# Humic/Kelp/Fulvic + FAS



## Slingblade_847 (Apr 13, 2020)

People can call me out if this sounds like a horrible idea....

Instead of going full on N application, I'm going to do a humic/kelp/fulvic + micro dose of FAS as my first spring application, and to be applied via backpack sprayer.

My soil temps have been nearing 50 degrees over a 5 day average, but keep getting cold spells in between nicer & warmer weather. I'm not close to mowing yet. The grass has greened up some, but I think there is a difference of grass greening up vs. fully coming out of dormancy.

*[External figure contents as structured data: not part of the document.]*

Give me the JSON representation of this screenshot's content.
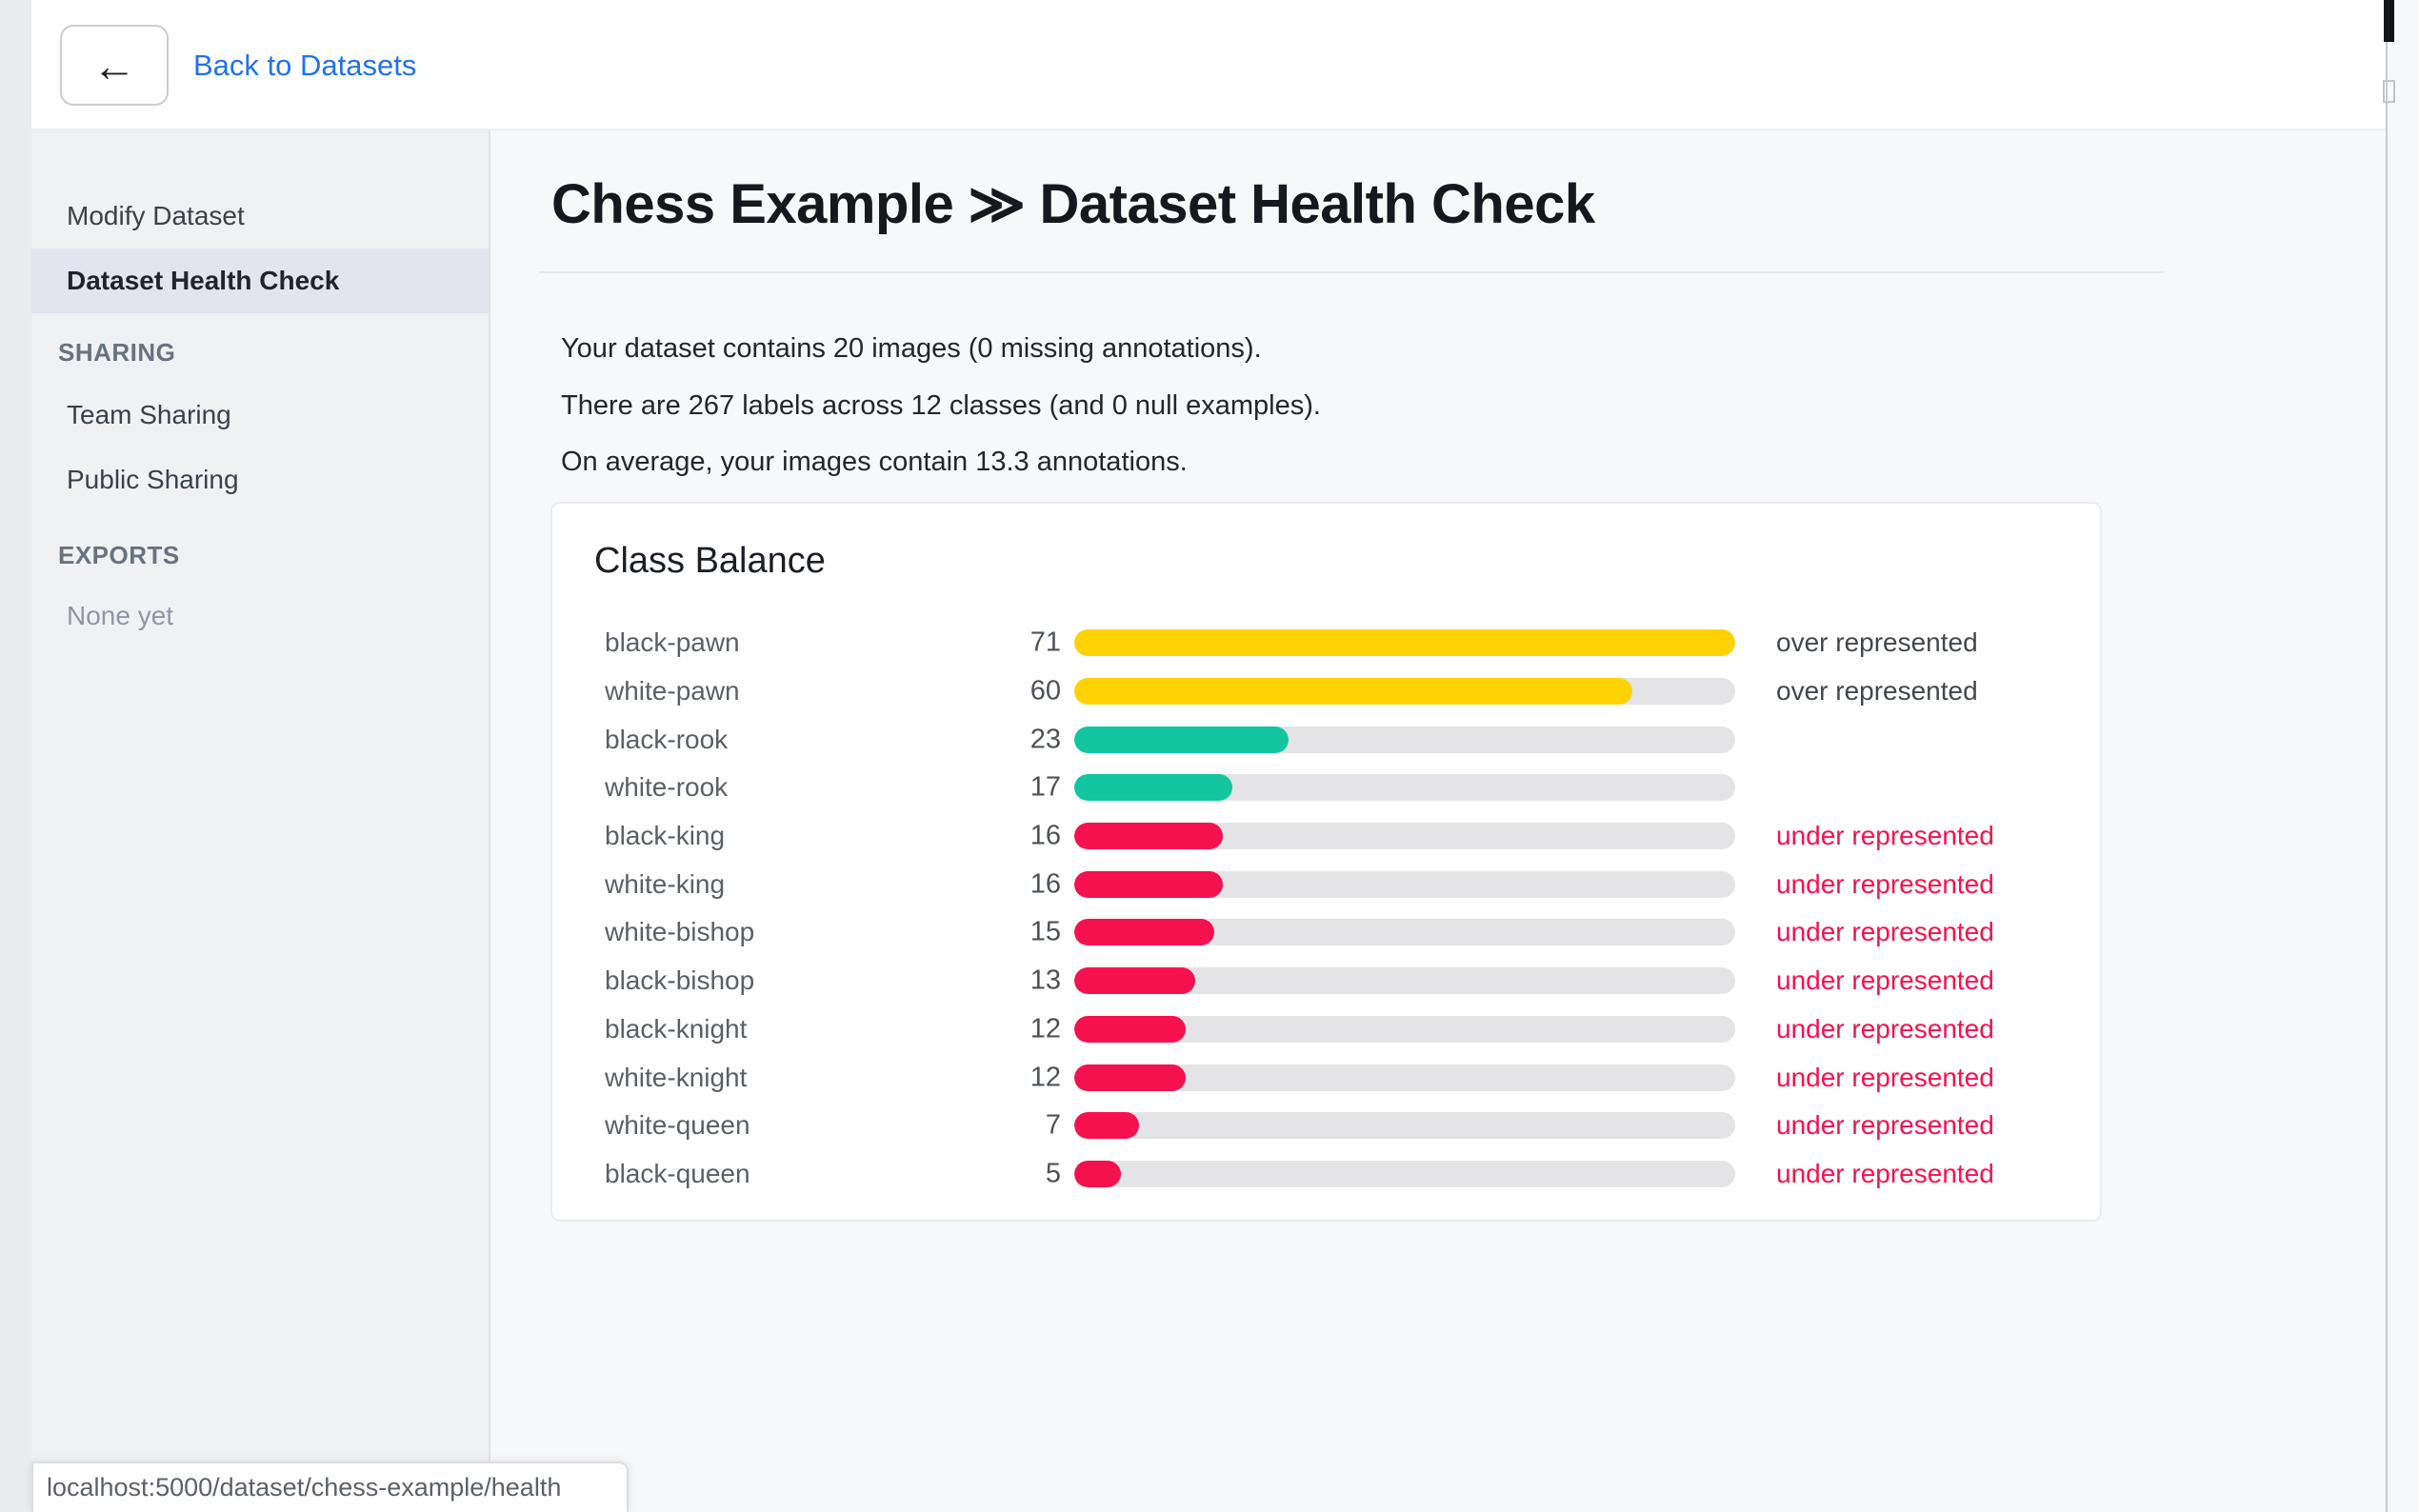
{
  "topbar": {
    "back_icon": "←",
    "back_link": "Back to Datasets"
  },
  "sidebar": {
    "items": [
      {
        "label": "Modify Dataset",
        "type": "item"
      },
      {
        "label": "Dataset Health Check",
        "type": "item",
        "active": true
      },
      {
        "label": "SHARING",
        "type": "header"
      },
      {
        "label": "Team Sharing",
        "type": "item"
      },
      {
        "label": "Public Sharing",
        "type": "item"
      },
      {
        "label": "EXPORTS",
        "type": "header"
      },
      {
        "label": "None yet",
        "type": "muted"
      }
    ]
  },
  "header": {
    "project": "Chess Example",
    "separator": "≫",
    "page": "Dataset Health Check"
  },
  "summary": {
    "line1": "Your dataset contains 20 images (0 missing annotations).",
    "line2": "There are 267 labels across 12 classes (and 0 null examples).",
    "line3": "On average, your images contain 13.3 annotations."
  },
  "chart_data": {
    "type": "bar",
    "orientation": "horizontal",
    "title": "Class Balance",
    "categories": [
      "black-pawn",
      "white-pawn",
      "black-rook",
      "white-rook",
      "black-king",
      "white-king",
      "white-bishop",
      "black-bishop",
      "black-knight",
      "white-knight",
      "white-queen",
      "black-queen"
    ],
    "values": [
      71,
      60,
      23,
      17,
      16,
      16,
      15,
      13,
      12,
      12,
      7,
      5
    ],
    "bar_colors": [
      "yellow",
      "yellow",
      "teal",
      "teal",
      "pink",
      "pink",
      "pink",
      "pink",
      "pink",
      "pink",
      "pink",
      "pink"
    ],
    "statuses": [
      "over represented",
      "over represented",
      "",
      "",
      "under represented",
      "under represented",
      "under represented",
      "under represented",
      "under represented",
      "under represented",
      "under represented",
      "under represented"
    ],
    "xlim": [
      0,
      71
    ],
    "legend": false,
    "grid": false
  },
  "status_bar": {
    "url": "localhost:5000/dataset/chess-example/health"
  },
  "colors": {
    "yellow": "#FFD303",
    "teal": "#12C6A1",
    "pink": "#F5114E",
    "track": "#E4E4E6",
    "over_text": "#43474C",
    "under_text": "#F7114D",
    "link_blue": "#2173E8",
    "active_item_bg": "#E4E4EF"
  }
}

I stumbled across the Turf Mechanic video on a first spring application, and I found it compelling and was able to logically follow (link below)

Here is my plan.

I have humic/kelp/fulvic (HKF)blend from kelp4less. I want a small dose of Fe and just a smidge more of N then in typical FAS, so using a touch more of Ammonium Sulfate.

Here is my formula for 1 gallon per 1k sq ft:

1/2 tsp of citric acid 
1/2 tsp of HKF
1.0 oz Ferrous Sulfate
5.0 oz Ammonium Sulfate

https://m.youtube.com/watch?v=hcZ0dMxf1cQ


----------



## corneliani (Apr 2, 2019)

I don't think its a bad idea but not necessarily due to the 'HKF' concoction, as there's no nutrient value in that, but mainly since the turf will have its natural reserves to help it out of dormancy and no super amounts of N is necessary. If you didn't apply a late-fall/early-winter fertilizer it may need a bit more than your 5oz AMS though, but you should be able to visually tell if so. 
What would a full N application look like to you, btw? For me that's 3/4# of N around March 1st.


----------



## Slingblade_847 (Apr 13, 2020)

@corneliani I see your down south, so March 1st to you is much different then up here in Chicago land. For KBG, I'd consider a full N app at a full pound. However, my lawn isn't a year old yet, so I'm planning to spoon feed @.25lbs/week. So I'm not looking to hit the N hard just yet. Honestly I'm on the fence with the HKF and if it holds nutritional value. I guess the theory is it will unlock what is there now. I spent like $20 from kelp4less on a bag that will probably last years so I'm indifferent on using it, and just figure...what can it hurt?


----------